Nadie sabe qué hago cada martes de seis a ocho. Tampoco se entendería por qué un general  del ejército, acostumbrado a lanzar batallones contra el enemigo, está semi desnudo, cubierto con una capucha en la cabeza y a punto de golpear con los nudillos esta puerta frente a la que antes me han guiado. La capucha, que no me deja ver nada, alimenta mi ansiedad que termina escapándose por cada uno de mis poros.

Escucho ruido de muelles al abrirse la puerta, supongo que accionada desde el otro lado. Camino varios pasos hasta estar dentro de la habitación y, en ese instante, oigo de nuevo el mismo chirrido al cerrarse. Tras encajarse en el marco, el ruido de los tres cerrojos es la señal convenida para  que pueda liberarme de la capucha. Aún así, no logro distinguir nada dentro de la capa de oscuridad espesa que me rodea. Me giro y busco al costado de la entrada el interruptor de la luz. Doy con él, lo pulso varias veces pero es inútil. ¡Joder! se me escapa de la boca antes de avanzar entre esa niebla negra y amorfa. También el aire que respiro es ácido y me raspa la garganta, además de erizarme el vello de los brazos y de que mi lengua parezca estropajo. 

Me detengo y agudizo el oído. Solo el bum-bum de mis latidos galopando desbocados rompen el silencio glacial que me rodea. Un silencio de muertos, pienso; un silencio en el que ya debería notar el aliento de otra respiración. No  dejaré que el miedo me succione. Como si fuera la corriente de un río, prefiero deslizarme por ella.

Doy varios pasos con los brazos estirados hasta intuir en mi trayectoria una silla de madera con el respaldo muy alto. Después, me tropiezo con una especie de butaca sinuosa de piel; la parte más baja apenas levanta una  veintena de centímetros del suelo. A su lado, me parece que hay una mesa pequeña y, encima de esta, mis manos se agarran a lo que debe ser  un flexo. Nervioso, presiono el pulsador y escucho el click sin que luz alguna me ilumine. Llego a un muro, que recorro con la palma de mis manos  hasta que percibo los  fríos eslabones de una gruesa cadena y una cruz de madera formando un aspa. En la confluencia con otra pared, desplazo con los pies un recipiente metálico lleno de un líquido maloliente que evito explorar a fondo. Mis palpitaciones van en aumento. Aunque tengo la frente llena de sudor, me recorren varios escalofríos nada más  empezar a presentir cerca de mí la otra respiración. Es ella, lo sé. Quiero llamarla, pero debo contenerme. 

Uso mis brazos agitándolos extendidos como si fueran lanzas en el momento que alcanzo otra pared. La recorro. Está húmeda y helada. Creo que he caminado en dirección opuesta al volver a chocar con la silla. 

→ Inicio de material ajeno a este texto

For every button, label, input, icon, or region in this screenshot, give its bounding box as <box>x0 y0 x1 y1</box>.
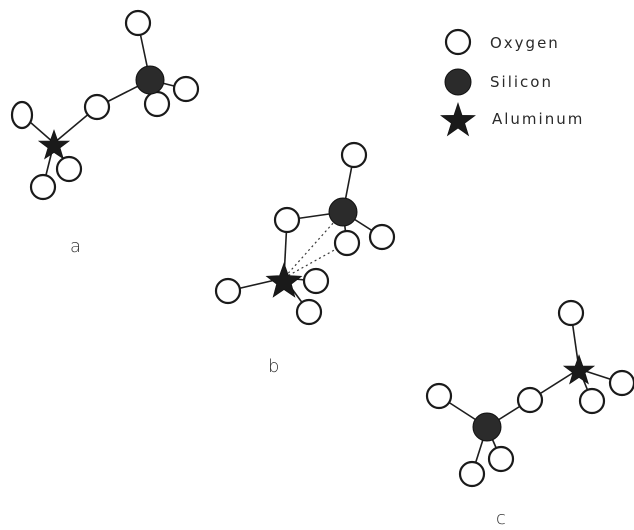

Estoy cada vez más excitado por lo que suplico que se enciendan ya las luces. Escucho un sonido afilado cortar el aire antes de expandirse al chocar contra el suelo y un «todavía no, perro» dicho por una voz aguardentosa de mujer. No puedo evitar que mi entrepierna parezca a punto de reventar. 

Me tiro al suelo y gateo, husmeo intentando llegar a los pies de esa voz. En medio de la búsqueda, se enciende un foco cubierto por un filtro violeta oscuro. La pared del fondo, que es toda un espejo, me devuelve mi imagen: alguien a cuatro patas con zapatos de charol negro y tacón muy alto, medias de rejilla y con ropa interior femenina de encaje. 

Dejo de arrastrarme por el suelo y me incorporo. Al verme en pie, siento millones de pinchazos recorriéndome de arriba abajo como si fueran olas furiosas. Solo es el principio, detrás de mí descubro a una mujer embutida en un traje de látex, con botas hasta las pantorrillas y sin un milímetro de la piel al descubierto. Su brazo está en alto sujetando un látigo y su mano está a punto de hacerlo chascar contra mis nalgas. Acostumbrado a mandar, me cuadro ante ella, hago un saludo militar enérgico y suelto: «A sus órdenes». 

En ese instante, siento un placer inverso e irresistible. Mucho más intenso y real que conquistando playas y ganando guerras.